Apple: Here’s How to Opt Out of Our Targeted Ads (But Not Our Location Tracking)
Apple is rolling out its new iPhone operating system, which means that it is also rolling out its new iAd platform. Which means that Apple now has to make its users the same offer that other big digital ad players offer: You can opt-out of our ad targeting program, if you’re willing to do a little work.
Actually, you don’t have to do that–iLounge already highlighted it for us:
So that’s pretty much the same tack that Google (GOOG), Yahoo (YHOO) and other big Web ad players (not Facebook, though) have taken to ad targeting and privacy: If you don’t want to see targeted ads, you don’t have to see targeted ads. But you’re still going to see ads. And figuring out how to opt out of targeting will take a little bit of doing (here are the opt-out pages for Google and Yahoo, which they describe as ad “managers”).

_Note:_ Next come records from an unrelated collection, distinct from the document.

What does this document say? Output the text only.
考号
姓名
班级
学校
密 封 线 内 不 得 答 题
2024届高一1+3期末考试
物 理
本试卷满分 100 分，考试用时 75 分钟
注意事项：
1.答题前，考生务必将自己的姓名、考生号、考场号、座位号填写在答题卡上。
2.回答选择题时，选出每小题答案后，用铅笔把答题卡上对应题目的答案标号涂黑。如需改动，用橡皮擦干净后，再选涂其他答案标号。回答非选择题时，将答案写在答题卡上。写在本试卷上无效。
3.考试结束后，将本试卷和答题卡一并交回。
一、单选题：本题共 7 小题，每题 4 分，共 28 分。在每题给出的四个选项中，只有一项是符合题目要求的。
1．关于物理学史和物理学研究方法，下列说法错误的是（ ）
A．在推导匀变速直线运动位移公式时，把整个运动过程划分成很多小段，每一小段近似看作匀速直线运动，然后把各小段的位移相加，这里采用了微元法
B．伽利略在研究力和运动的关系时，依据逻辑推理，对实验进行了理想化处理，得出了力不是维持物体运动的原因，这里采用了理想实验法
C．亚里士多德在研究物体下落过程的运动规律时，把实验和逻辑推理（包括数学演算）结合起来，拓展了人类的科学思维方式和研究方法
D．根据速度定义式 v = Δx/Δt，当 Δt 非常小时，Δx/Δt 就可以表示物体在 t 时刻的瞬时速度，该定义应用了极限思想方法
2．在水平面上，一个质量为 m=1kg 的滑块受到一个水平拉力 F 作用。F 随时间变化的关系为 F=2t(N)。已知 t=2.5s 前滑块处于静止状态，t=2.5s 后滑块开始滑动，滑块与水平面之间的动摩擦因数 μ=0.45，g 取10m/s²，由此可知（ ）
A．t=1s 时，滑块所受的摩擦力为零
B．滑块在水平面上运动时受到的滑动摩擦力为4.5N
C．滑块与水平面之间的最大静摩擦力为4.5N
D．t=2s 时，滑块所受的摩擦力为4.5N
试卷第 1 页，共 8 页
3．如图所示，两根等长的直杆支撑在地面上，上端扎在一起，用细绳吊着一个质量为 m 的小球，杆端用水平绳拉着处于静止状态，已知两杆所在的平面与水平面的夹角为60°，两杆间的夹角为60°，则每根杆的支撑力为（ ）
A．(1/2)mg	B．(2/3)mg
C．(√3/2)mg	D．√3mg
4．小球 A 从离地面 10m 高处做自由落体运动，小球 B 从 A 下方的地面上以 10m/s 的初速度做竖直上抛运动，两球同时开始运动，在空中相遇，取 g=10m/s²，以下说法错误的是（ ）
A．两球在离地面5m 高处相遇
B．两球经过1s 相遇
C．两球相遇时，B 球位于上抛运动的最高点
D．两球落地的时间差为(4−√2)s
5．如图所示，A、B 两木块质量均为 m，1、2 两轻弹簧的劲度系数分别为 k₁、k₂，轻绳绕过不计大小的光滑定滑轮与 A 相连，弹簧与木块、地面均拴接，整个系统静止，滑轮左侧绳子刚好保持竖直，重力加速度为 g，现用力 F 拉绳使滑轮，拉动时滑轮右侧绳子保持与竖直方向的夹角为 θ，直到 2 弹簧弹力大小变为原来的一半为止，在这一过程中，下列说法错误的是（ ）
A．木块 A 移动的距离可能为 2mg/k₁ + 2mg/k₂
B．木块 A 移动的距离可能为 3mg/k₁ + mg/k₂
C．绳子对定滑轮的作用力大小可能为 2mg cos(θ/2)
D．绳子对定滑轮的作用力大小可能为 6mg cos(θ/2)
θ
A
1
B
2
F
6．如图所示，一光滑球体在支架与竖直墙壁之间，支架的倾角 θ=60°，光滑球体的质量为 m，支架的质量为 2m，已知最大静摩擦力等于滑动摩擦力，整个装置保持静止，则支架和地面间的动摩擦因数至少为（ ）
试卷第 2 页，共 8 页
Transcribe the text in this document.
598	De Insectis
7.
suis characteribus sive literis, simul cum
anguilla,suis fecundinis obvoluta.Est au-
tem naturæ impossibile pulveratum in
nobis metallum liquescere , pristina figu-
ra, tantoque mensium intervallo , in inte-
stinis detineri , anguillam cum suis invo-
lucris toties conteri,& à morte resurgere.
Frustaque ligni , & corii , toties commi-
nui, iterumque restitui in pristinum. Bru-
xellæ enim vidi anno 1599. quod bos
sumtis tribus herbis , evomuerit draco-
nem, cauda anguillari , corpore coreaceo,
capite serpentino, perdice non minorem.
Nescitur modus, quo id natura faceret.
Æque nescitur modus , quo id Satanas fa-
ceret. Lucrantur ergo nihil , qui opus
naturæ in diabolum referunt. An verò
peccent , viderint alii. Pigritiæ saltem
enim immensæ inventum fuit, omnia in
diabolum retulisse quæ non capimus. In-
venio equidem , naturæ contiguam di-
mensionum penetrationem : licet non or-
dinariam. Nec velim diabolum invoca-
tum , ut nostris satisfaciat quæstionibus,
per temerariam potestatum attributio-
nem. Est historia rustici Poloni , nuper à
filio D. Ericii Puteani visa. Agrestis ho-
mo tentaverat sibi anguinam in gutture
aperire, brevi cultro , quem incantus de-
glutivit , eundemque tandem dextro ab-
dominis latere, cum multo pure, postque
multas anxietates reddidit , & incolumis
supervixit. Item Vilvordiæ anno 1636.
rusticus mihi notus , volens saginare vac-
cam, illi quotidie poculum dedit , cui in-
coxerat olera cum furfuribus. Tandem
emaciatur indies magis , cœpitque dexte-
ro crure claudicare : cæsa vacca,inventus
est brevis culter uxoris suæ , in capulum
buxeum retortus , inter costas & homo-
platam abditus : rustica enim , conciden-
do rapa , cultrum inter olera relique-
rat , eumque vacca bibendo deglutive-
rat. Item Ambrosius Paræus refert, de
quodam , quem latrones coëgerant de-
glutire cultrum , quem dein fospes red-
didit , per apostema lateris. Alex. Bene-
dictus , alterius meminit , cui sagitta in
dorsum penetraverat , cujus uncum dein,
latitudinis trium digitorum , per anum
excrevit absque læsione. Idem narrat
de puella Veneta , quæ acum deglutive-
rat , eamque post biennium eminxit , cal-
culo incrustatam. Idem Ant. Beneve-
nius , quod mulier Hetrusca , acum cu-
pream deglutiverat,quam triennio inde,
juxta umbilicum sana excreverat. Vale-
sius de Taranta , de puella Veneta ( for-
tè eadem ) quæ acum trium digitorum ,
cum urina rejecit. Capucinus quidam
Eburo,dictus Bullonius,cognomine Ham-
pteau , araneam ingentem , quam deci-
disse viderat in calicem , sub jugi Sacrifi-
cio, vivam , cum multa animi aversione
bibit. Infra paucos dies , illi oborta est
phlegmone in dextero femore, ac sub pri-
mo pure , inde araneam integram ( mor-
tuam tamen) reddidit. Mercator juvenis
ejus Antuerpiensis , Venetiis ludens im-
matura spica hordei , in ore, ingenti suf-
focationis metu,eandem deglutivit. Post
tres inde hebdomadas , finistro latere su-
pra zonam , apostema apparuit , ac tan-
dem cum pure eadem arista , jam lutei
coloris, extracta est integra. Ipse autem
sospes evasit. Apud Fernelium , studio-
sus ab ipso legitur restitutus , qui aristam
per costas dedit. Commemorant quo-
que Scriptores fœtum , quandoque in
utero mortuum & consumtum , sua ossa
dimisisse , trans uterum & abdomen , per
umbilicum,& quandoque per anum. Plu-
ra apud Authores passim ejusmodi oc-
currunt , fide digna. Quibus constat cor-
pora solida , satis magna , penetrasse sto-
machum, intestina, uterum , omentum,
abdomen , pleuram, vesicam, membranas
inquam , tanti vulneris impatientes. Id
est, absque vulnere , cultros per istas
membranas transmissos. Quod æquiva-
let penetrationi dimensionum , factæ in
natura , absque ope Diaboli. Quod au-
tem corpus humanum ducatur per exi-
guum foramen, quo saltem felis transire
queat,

Note that this deals only with Apple’s homegrown ad network, not third-party outfits like Medialets or Millenial Media. Then again, Apple isn’t giving the biggest mobile ad network, Google’s AdMob, access to targeting data at all.
Whether or not that creeps you out likely depends on your attitude toward services like Facebook, Foursquare and Twitter: If you spend your time broadcasting your status to the world, it’s hard to get riled up about Apple keeping tabs on you, too.
But if you’re a private soul, Apple offers this promise: “This location data is collected anonymously in a form that does not personally identify you and is used by Apple and our partners and licensees to provide and improve location-based products and services.”
Feel better? Okay, how about this–Steve Jobs at D8, promising to protect users’ privacy:
We’ve always had a very different view of privacy than some of our colleagues in the Valley. We take privacy extremely seriously. That’s one of the reasons we have the curated apps store. We have rejected a lot of apps that want to take a lot of your personal data and suck it up into the cloud.
Privacy means people know what they’re signing up for. In plain English, and repeatedly, that’s what it means. Ask them. Ask them every time. Make them tell you to stop asking if they get tired of your asking them. Let them know precisely what you’re going to do with their data.
That’s a pretty straightforward, simple proposition, much more so than Apple’s confusing legalese. If Apple really wants to appease privacy worriers, the company ought to update its policy with words that sound like the ones Jobs spoke earlier this month.